Our circular icon represents both the Métis and First Nations communities of Alberta. Within, you will find sweetgrass, which is widely used by many First Nations as a ceremonial item and reflects communities from north to south, east to west. As well, one of the most widely recognized icons of the Métis people, the Métis sash, is also an important part.

The icon has five categories: First Nations Traditional, First Nations Contemporary, Métis Traditional, Métis Contemporary and Historic. In the centre, Historic represents the collection of all peoples’ perspectives and points of view relating to Aboriginal history, touching every quadrant and direction.

If it’s a Traditional experience you seek, you’d likely choose a journey that is connected to the land. A Contemporary experience would probably take you to art galleries or craft shops. The Historic component is based on a display or attraction that you can visit — telling a First Nations or Métis story that may not have been created by Aboriginal people themselves.

Ultimately this is your roadmap to the kind of experience you are searching for.

All Icon

All: These experiences cover a range of traditional and contemporary customs and practices from Aboriginal communities across the province.

Historic: These experiences offer interpretations of Alberta’s history from a variety of perspectives: First Nations, Métis and the arriving European cultures. Many of Alberta’s historic sites and museums that tell Aboriginal stories are included in this category.

First Nation – Contemporary: These experiences involve cultural customs that have developed since our first people made contact with European explorers, fur traders, settlers and missionaries. These experiences were not part of the traditional past, but have developed since the 1900s. This category includes recently developed products, such as B&Bs and pre-packaged guided tours.

First Nation – Traditional: These experiences preserve practices and ways of life that have been maintained by Alberta’s Aboriginal cultures since before European contact. Also included are traditions that developed before the 20th century. Traditional dancing and drumming demonstrations are included here.

First Nation – Contemporary / Traditional: These experiences blend aspects of traditional and contemporary First Nations culture and history.

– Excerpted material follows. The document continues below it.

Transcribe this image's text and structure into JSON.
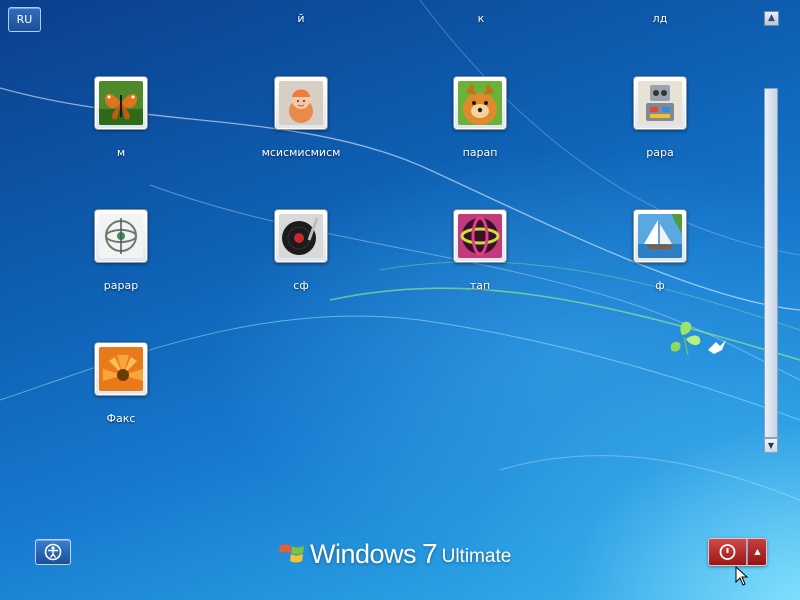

Métis – Contemporary: These experiences involve newly developed and developing cultural practices and customs that have come about since the 1900s. Vendors that produce and sell modern-day arts and crafts are included in this category.

Métis – Traditional: These experiences involve Métis traditions that developed in the 18th century and demonstrate a merging of First Nations and European influences. Singing, jigging and fiddling are examples of Métis traditional culture.

Métis – Contemporary / Traditional: These experiences involve both traditional and contemporary Métis customs and ways of life.